那场困在大洋洲的迷雾里,我好像看见了传说中的鹏鸟…

雨刚停,空气里全是那种被雨淋透的青苔味,吸进肺里凉丝丝的。我站在旅馆的窗前,看着外面灰蒙蒙的一片,那种感觉就像是把整个世界都蒙上了一层旧旧的纱。我本来是冲着阳光沙滩去的,结果一落地就被这种湿漉漉的雾气给缠上了。这次来大洋洲,其实挺随意的。也就是觉得在南方待久了,身上长满了那种名为“班味儿”的霉菌,急需去个离得远、天又高、空气又冷的地方透透气。

那场困在大洋洲的迷雾里,我好像看见了传说中的鹏鸟…

选这里,纯粹是因为书上说这里有关于“鹏鸟”的传说。小时候看《庄子》,觉得那只大得能遮住太阳的鸟简直就是个BUG级别的存在,太狂了,太自由了。所以我想着,要是能亲眼见见这种传说中的生物,哪怕是在迷雾里,也值了。

但这地方真的太潮湿了。不是那种干爽的冷,是那种能把骨头缝都浸透的湿。我住的这地方,据说以前是原住民的神圣之地,但我刚来的时候,满脑子想的都是怎么把我的羽绒服烘干。街道两旁全是那种巨大的蕨类植物,叶子大得离谱,看着就让人喘不过气来。关于鹏鸟的传说,我特意去查了查资料,发现大洋洲的版本和咱们东方的还不一样。

那天,窗外的迷雾浓厚得让人心生敬畏,传说中的鹏鸟似乎就要降临。我站在窗前,看着那团翻滚的灰雾,心里既感到一丝不安,又带着几分期待。那天下午,我鬼使神差地决定离开家,租了一辆车往山里驶去。导航仪在老式收音机里发出刺耳的噪音,路况不佳,全是蜿蜒曲折的单行道。

开这车真是费神又费力,得时刻盯着路,还要提防那些突然窜出来的袋鼠,它们体型庞大,简直像失控的皮卡。开到半山腰时,雾气更重了,能见度几乎只有五米,四周一片白茫茫,仿佛被完全隔绝在另一个世界。这时,我的思绪开始飘远,想象着几百年前,原住民们也是这样穿行在这片未知的森林里,他们面对这样的景象,心里又在想些什么呢?

是恐惧,还是敬畏?依我看,人类这种生物挺有意思的。明明对大自然充满了敬畏,却又总想征服它。我们造了车,造了房子,还造了这些复杂的导航系统,结果到了这种极端的环境里,我们反而显得特别渺小。车灯照出去,只有一团白光,像是在水底一样。

我正准备下山,忽然看见路边停着一辆车。车窗摇了下来,是个当地的老头,正拿着望远镜对着远处发呆。我有点好奇,就摇下车窗问他:"哥们,看到什么了?" 老头转过头来,眼神显得有些浑浊,但当他看向我时,眼中却带着一丝笑意。他没有直接回答,只是指了指头顶。

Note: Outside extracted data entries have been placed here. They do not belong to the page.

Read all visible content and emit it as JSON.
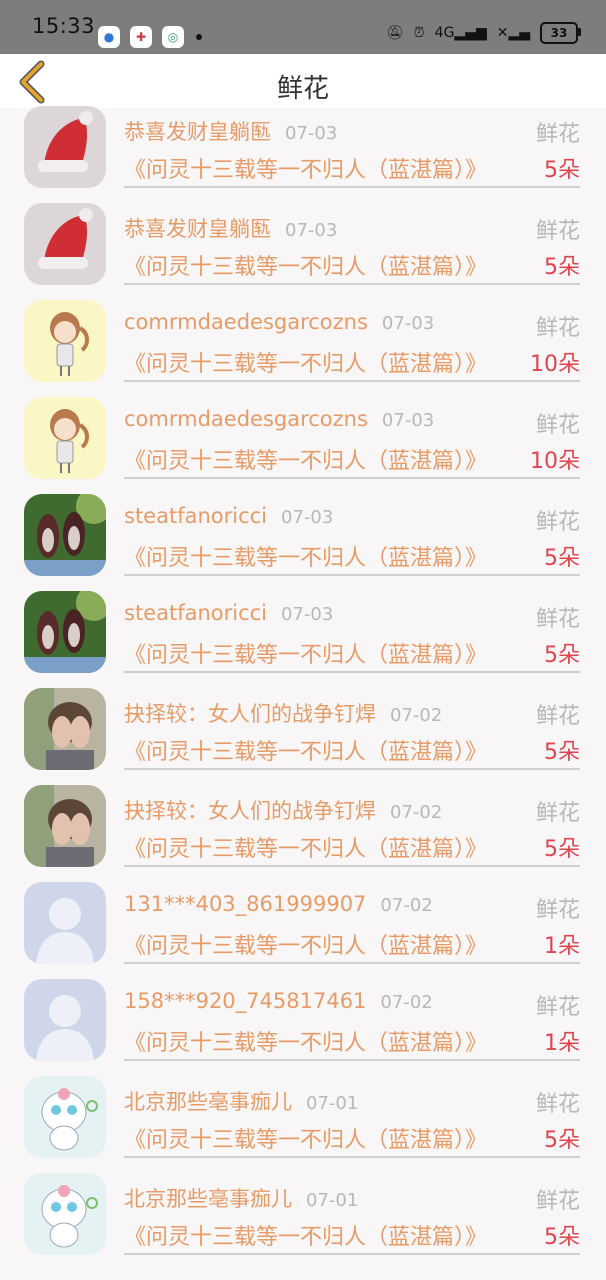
{
  "status_bar": {
    "time": "15:33",
    "network": "4G",
    "battery": "33"
  },
  "header": {
    "title": "鲜花"
  },
  "items": [
    {
      "user": "恭喜发财皇躺匦",
      "date": "07-03",
      "type": "鲜花",
      "book": "《问灵十三载等一不归人（蓝湛篇）》",
      "count": "5朵",
      "avatar": "santa-hat"
    },
    {
      "user": "恭喜发财皇躺匦",
      "date": "07-03",
      "type": "鲜花",
      "book": "《问灵十三载等一不归人（蓝湛篇）》",
      "count": "5朵",
      "avatar": "santa-hat"
    },
    {
      "user": "comrmdaedesgarcozns",
      "date": "07-03",
      "type": "鲜花",
      "book": "《问灵十三载等一不归人（蓝湛篇）》",
      "count": "10朵",
      "avatar": "girl-cartoon"
    },
    {
      "user": "comrmdaedesgarcozns",
      "date": "07-03",
      "type": "鲜花",
      "book": "《问灵十三载等一不归人（蓝湛篇）》",
      "count": "10朵",
      "avatar": "girl-cartoon"
    },
    {
      "user": "steatfanoricci",
      "date": "07-03",
      "type": "鲜花",
      "book": "《问灵十三载等一不归人（蓝湛篇）》",
      "count": "5朵",
      "avatar": "shoes-photo"
    },
    {
      "user": "steatfanoricci",
      "date": "07-03",
      "type": "鲜花",
      "book": "《问灵十三载等一不归人（蓝湛篇）》",
      "count": "5朵",
      "avatar": "shoes-photo"
    },
    {
      "user": "抉择较：女人们的战争钉焊",
      "date": "07-02",
      "type": "鲜花",
      "book": "《问灵十三载等一不归人（蓝湛篇）》",
      "count": "5朵",
      "avatar": "face-hands-photo"
    },
    {
      "user": "抉择较：女人们的战争钉焊",
      "date": "07-02",
      "type": "鲜花",
      "book": "《问灵十三载等一不归人（蓝湛篇）》",
      "count": "5朵",
      "avatar": "face-hands-photo"
    },
    {
      "user": "131***403_861999907",
      "date": "07-02",
      "type": "鲜花",
      "book": "《问灵十三载等一不归人（蓝湛篇）》",
      "count": "1朵",
      "avatar": "default-user"
    },
    {
      "user": "158***920_745817461",
      "date": "07-02",
      "type": "鲜花",
      "book": "《问灵十三载等一不归人（蓝湛篇）》",
      "count": "1朵",
      "avatar": "default-user"
    },
    {
      "user": "北京那些亳事痂儿",
      "date": "07-01",
      "type": "鲜花",
      "book": "《问灵十三载等一不归人（蓝湛篇）》",
      "count": "5朵",
      "avatar": "cartoon-creature"
    },
    {
      "user": "北京那些亳事痂儿",
      "date": "07-01",
      "type": "鲜花",
      "book": "《问灵十三载等一不归人（蓝湛篇）》",
      "count": "5朵",
      "avatar": "cartoon-creature"
    }
  ],
  "colors": {
    "name": "#e79b66",
    "count": "#e0454f",
    "muted": "#b8b8b8",
    "back_icon": "#e2a531"
  }
}
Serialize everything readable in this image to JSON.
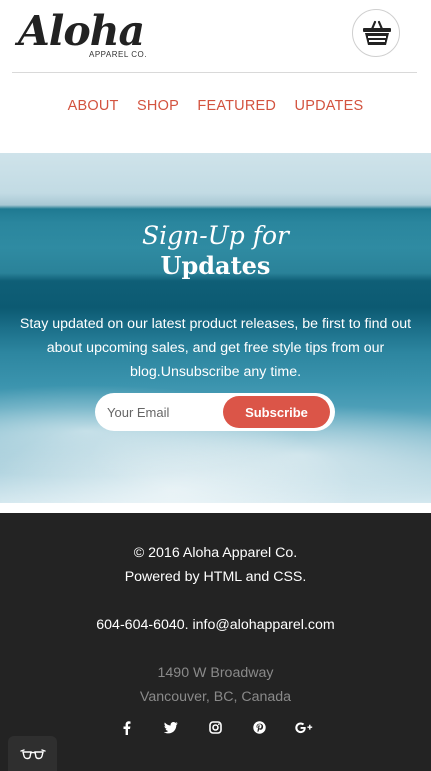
{
  "header": {
    "logo_main": "Aloha",
    "logo_sub": "APPAREL CO.",
    "cart_icon": "shopping-basket-icon"
  },
  "nav": {
    "items": [
      {
        "label": "ABOUT"
      },
      {
        "label": "SHOP"
      },
      {
        "label": "FEATURED"
      },
      {
        "label": "UPDATES"
      }
    ]
  },
  "hero": {
    "title_line1": "Sign-Up for",
    "title_line2": "Updates",
    "text": "Stay updated on our latest product releases, be first to find out about upcoming sales, and get free style tips from our blog.Unsubscribe any time.",
    "email_placeholder": "Your Email",
    "subscribe_label": "Subscribe"
  },
  "footer": {
    "copyright": "© 2016 Aloha Apparel Co.",
    "powered": "Powered by HTML and CSS.",
    "contact": "604-604-6040. info@alohapparel.com",
    "address_line1": "1490 W Broadway",
    "address_line2": "Vancouver, BC, Canada",
    "social": [
      "facebook-icon",
      "twitter-icon",
      "instagram-icon",
      "pinterest-icon",
      "google-plus-icon"
    ]
  },
  "colors": {
    "accent": "#d3533f",
    "button": "#db5548",
    "footer_bg": "#232323"
  }
}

我顺着他的手势望去,那一瞬间,我差点击方向盘。在那厚重的、仿佛要将人压垮的灰雾之上,透出一道极其微弱的光。那不是阳光,倒像是某种生物发出的光晕。那光在云层中缓缓移动,渐渐地,竟然显露出一个巨大的轮廓。那轮廓不是实体化的鸟,更像是一个巨大的影子,或者云层被某种力量强行撕开了一道口子。

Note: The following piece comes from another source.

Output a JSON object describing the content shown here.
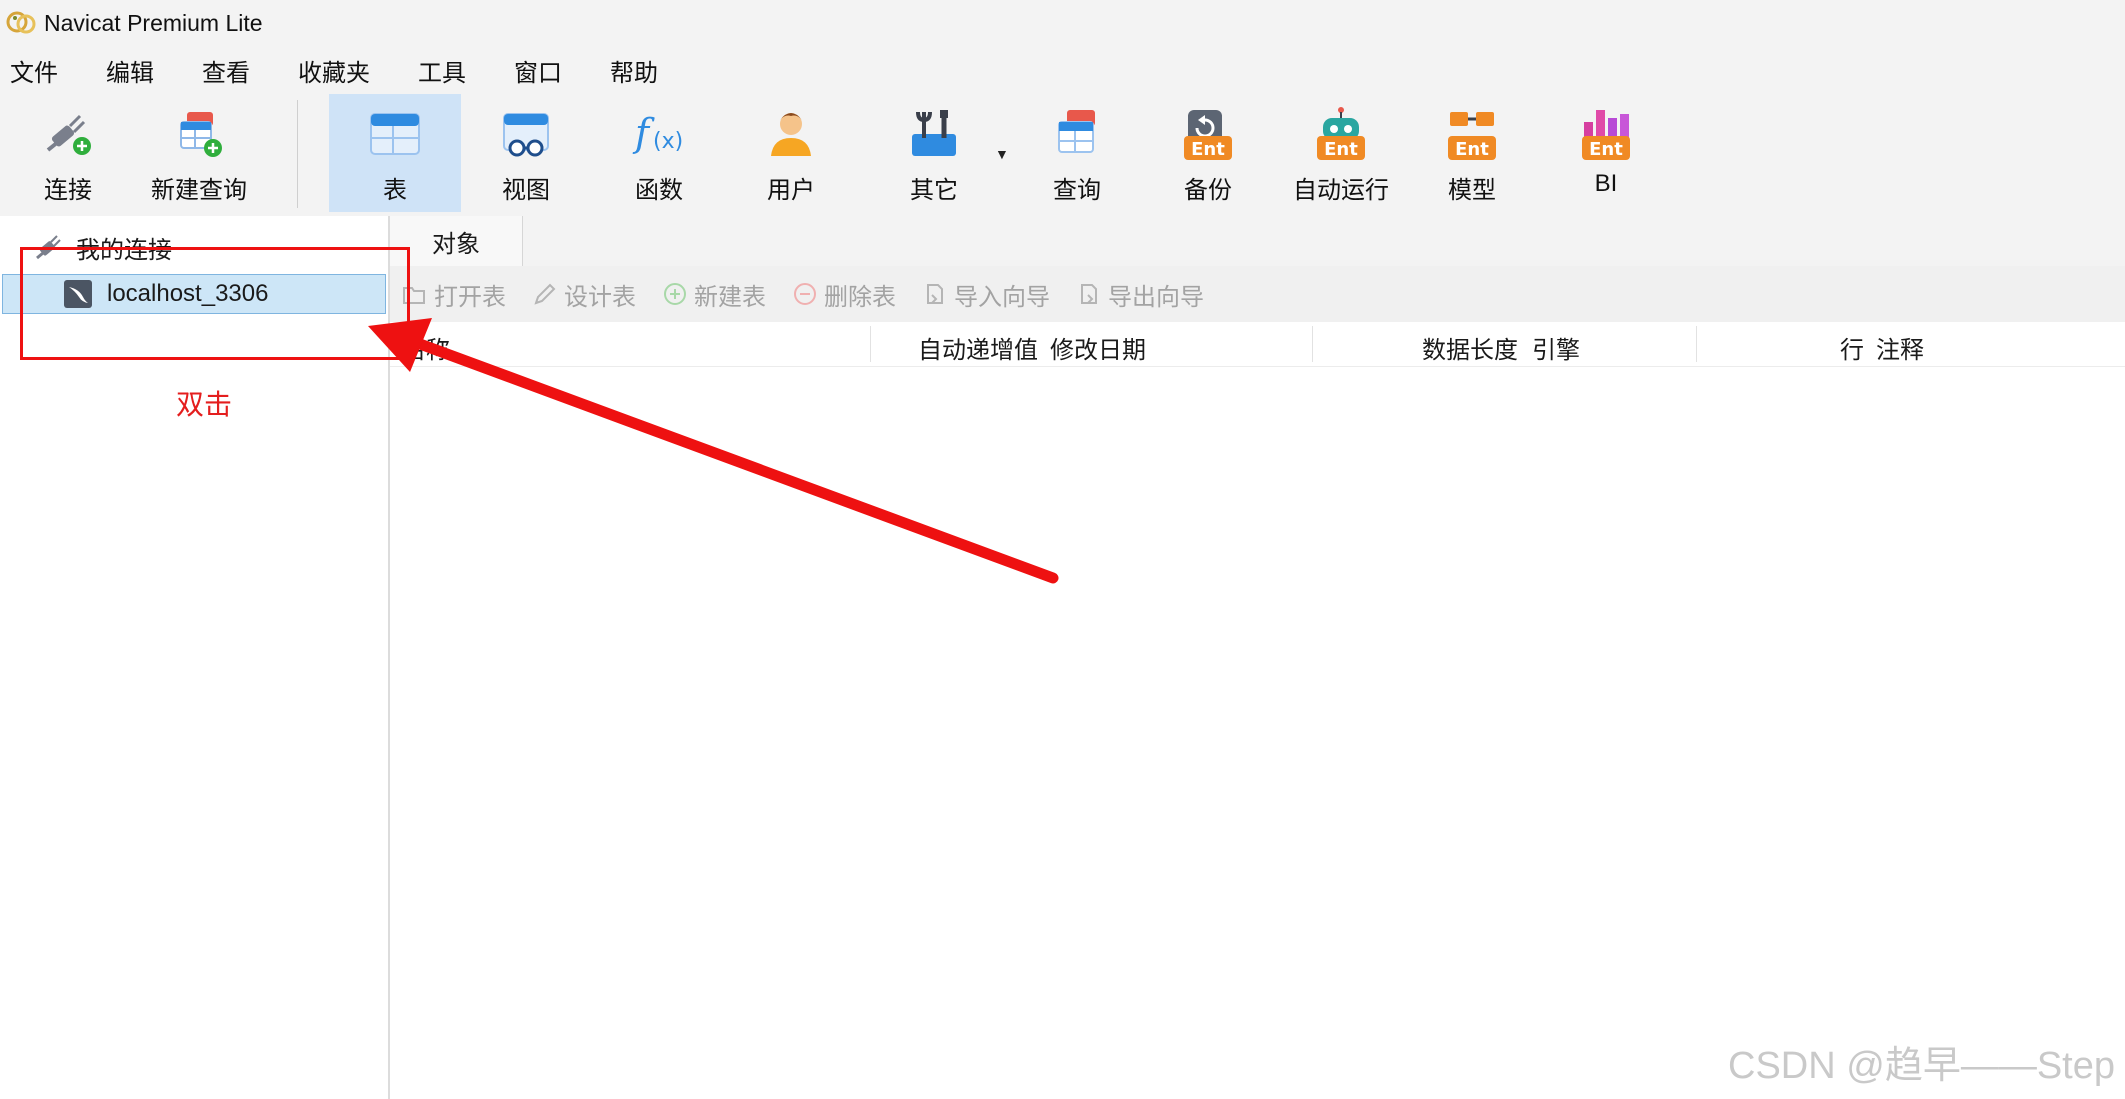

"那就是鹏鸟,"老头慢悠悠地说,声音仿佛从很远的地方传来,"它在巡视领地呢。别出声,让它过去。"我屏住呼吸,感觉心脏在胸腔里狂跳。那东西实在太大了,大得让我产生了一种幻觉,仿佛它随时会俯冲下来,把我的车像捏易拉罐一样捏扁。可奇怪的是,我并不害怕,反而有种想哭的冲动。